I think Judge Aquilina's ruling was absolutely critical, because it was a values statement. It communicated how much the survivors of Larry's abuse were worth. What you have before you today is also a values question: How much are your children worth?
This is the reality. Every time your athletic organizations are choosing an action, whether that is passivity, whether it is an assessment that is really designed to be a PR stunt, whether it is silencing survivors.... Every time your athletic associations take an action, every time you take an action, you are, in essence, pulling out a scale. On one side of that scale, the athletic associations are placing the priorities that they have. Maybe it's a desire to win, fear of loss of reputation, a desire to protect assets or professional relationships, or a goal those organizations have. Then, on the other side, they are placing the children who are going to pay the price for the choice they make.
Judge Aquilina's ruling was critical, because it sent the message that our children matter and that these survivors matter. I think what you have clearly heard from these athletes and from so many who have testified before is that the athletic organizations that are in charge of athlete and child safety right now are pulling out that same scale. They are saying that their organization and their reputation matter more.
I really appreciate Ms. Neil's answer about how safety really contributes to athletic success. I would like to reframe that question for you a bit, because, again, we have to go back to our core values. When we start with the question of how we can make sure we still win, what we are really saying is that maybe winning is more important than our athletes' safety: “How do we make sure we get to this end goal? And hey, if we can keep kids safe, that's great, too.”
I would submit to you, members of Parliament, that that's the wrong goal to start with. Our question really ought to be, first and foremost, this: “How do we contribute to making sure our children are safe, understanding that safety is also fundamental to athletic success and professional well-being?”
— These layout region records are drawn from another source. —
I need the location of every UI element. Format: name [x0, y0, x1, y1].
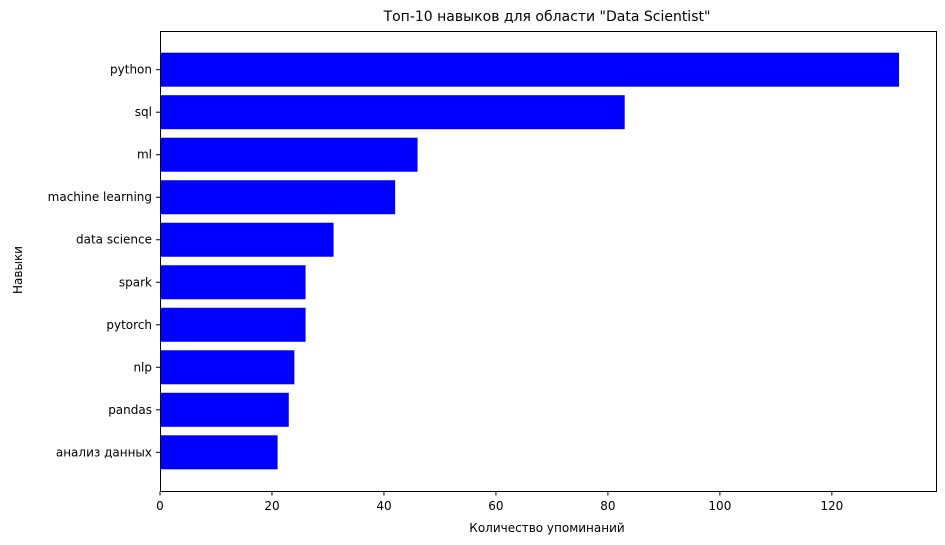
y-axis-label: Навыки: [11, 246, 25, 294]
bar-pandas: [160, 392, 289, 427]
bar-nlp: [160, 350, 295, 385]
bar-spark: [160, 265, 306, 300]
bars-group: [160, 52, 900, 470]
y-tick-label: spark: [119, 275, 152, 289]
x-tick-label: 20: [264, 499, 279, 513]
plot-area-frame: [160, 31, 937, 492]
y-tick-label: sql: [135, 105, 152, 119]
y-tick-label: python: [110, 63, 152, 77]
y-tick-label: pytorch: [106, 318, 152, 332]
bar-ml: [160, 137, 418, 172]
y-tick-label: machine learning: [48, 190, 152, 204]
bar-machine-learning: [160, 180, 396, 215]
x-tick-label: 60: [488, 499, 503, 513]
bar-data-science: [160, 222, 334, 257]
y-tick-label: анализ данных: [56, 445, 152, 459]
chart-title: Топ-10 навыков для области "Data Scienti…: [383, 9, 711, 25]
x-tick-label: 40: [376, 499, 391, 513]
x-axis-label: Количество упоминаний: [469, 521, 624, 535]
x-tick-label: 0: [156, 499, 164, 513]
bar-анализ-данных: [160, 435, 278, 470]
bar-sql: [160, 95, 625, 130]
bar-pytorch: [160, 307, 306, 342]
bar-python: [160, 52, 900, 87]
y-tick-label: pandas: [108, 403, 152, 417]
y-axis-ticks: python sql ml machine learning data science s…: [48, 63, 160, 459]
x-axis-ticks: 0 20 40 60 80 100 120: [156, 491, 843, 513]
y-tick-label: nlp: [133, 360, 152, 374]
x-tick-label: 80: [600, 499, 615, 513]
x-tick-label: 100: [708, 499, 731, 513]
y-tick-label: data science: [76, 233, 152, 247]
y-tick-label: ml: [137, 148, 152, 162]
x-tick-label: 120: [820, 499, 843, 513]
What you have heard before you today is that all of these organizations have engaged in nothing more than PR stunts. It has been a regime change from one toxic system to another toxic system. The assessments and inquiries that have been put before you, where these organizations have said, “Oh no, we understand everything that has gone wrong,” have lacked transparency. They have not involved survivor voices. They have not been set up in a way that makes it safe for survivors to engage and that is actually looking to get to the truth of what's taken place.
My field of professional expertise is institutional transformation, setting up these types of processes so that we can actually find out what's gone wrong. Let's diagnose the complexities of what led to this child abuse and this athlete abuse so that we can make sure it doesn't happen again. This is complex. It involves culture. It involves policy. It involves structure. It involves a lot of things we don't think of as directly tied to child abuse, like how board systems manage their finances and selection processes.
Having a national inquiry that can look into the complexity of those dynamics to accurately diagnose what took place, to accurately identify individuals who are part of that toxic system so that those individuals are no longer in charge of child and athlete safety, is an absolutely critical step. It really starts with that fundamental question, asking what your children are worth. That is what you have to decide today.